Presentation Information

[O13-3]Magnetic Hardening in Low-Dimensional Magnets

*J.Ping Liu1 (1. University of Texas at Arlington (United States of America))

Keywords:

Coercivity,nanoparticles

How “hard” (coercive) a ferromagnet can be has been a puzzle for a century. Seven decades ago, William Fuller Brown offered his famous theorem to correlate coercivity with the magnetocrystalline anisotropy fields in ferromagnetic materials. However, the experimental coercivity values have been far below the calculated levels given by the theorem, leading to so-called Brown’s coercivity paradox which remains unsolved even though researchers have made sustained efforts to understand it and to resolve it. Coercivity still cannot be predicted and calculated quantitatively by modelling. Progress has been made in the past 20 years in understanding coercivity mechanisms in nanoscale low-dimensional ferromagnets. As it is well known that ferromagnetism is a size-dependent physical phenomenon.

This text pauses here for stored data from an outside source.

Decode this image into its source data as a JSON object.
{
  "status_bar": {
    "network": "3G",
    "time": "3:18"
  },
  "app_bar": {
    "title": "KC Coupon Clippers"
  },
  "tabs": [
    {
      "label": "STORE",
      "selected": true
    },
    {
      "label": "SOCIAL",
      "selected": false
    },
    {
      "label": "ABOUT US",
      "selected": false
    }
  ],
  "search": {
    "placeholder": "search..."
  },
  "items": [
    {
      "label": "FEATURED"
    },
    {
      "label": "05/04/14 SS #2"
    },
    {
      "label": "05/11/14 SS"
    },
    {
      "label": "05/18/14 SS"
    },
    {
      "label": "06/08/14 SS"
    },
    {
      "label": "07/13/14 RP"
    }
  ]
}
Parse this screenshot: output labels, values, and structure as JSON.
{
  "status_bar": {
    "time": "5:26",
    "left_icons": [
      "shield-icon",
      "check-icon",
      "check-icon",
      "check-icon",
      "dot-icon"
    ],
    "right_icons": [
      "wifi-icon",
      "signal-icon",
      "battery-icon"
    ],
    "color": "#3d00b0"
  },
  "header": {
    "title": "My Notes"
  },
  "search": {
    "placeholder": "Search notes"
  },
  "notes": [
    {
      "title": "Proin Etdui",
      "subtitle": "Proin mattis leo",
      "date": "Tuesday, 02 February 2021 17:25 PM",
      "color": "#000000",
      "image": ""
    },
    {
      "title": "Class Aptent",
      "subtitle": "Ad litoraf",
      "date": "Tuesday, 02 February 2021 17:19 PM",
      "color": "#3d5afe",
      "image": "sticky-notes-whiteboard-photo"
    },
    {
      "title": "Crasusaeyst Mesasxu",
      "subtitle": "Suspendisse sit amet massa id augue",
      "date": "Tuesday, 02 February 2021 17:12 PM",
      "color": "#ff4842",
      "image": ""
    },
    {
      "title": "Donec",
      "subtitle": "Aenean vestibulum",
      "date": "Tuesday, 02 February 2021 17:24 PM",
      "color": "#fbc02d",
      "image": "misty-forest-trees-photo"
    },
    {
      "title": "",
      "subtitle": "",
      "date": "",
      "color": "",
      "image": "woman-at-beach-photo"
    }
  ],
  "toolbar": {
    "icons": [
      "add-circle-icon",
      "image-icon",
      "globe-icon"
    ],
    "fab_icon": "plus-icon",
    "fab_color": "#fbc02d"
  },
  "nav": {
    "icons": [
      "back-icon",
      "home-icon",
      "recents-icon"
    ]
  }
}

However, nanoscale ferromagnetic samples with controllable size and shape have been available only in recent times. By adopting newly developed salt-matrix annealing, surfactant-assisted milling, and improved hydrothermal and chemical solution techniques, we have successfully synthesized monodisperse ferromagnetic Fe–Pt, Fe–Co, and Sm–Co nanoparticles and Co nanowires with their properties strongly size- and shape-dependent. A study on size-dependent Curie temperature of the L10 ferromagnetic nanoparticles with sizes down to 2 nm has experimentally proved a finite-size effect. A systematic study of nanowires with extraordinary magnetic hardening (coercivity above the magnetocrystalline anisotropy field) has opened a door to the solution of Brown’s paradox.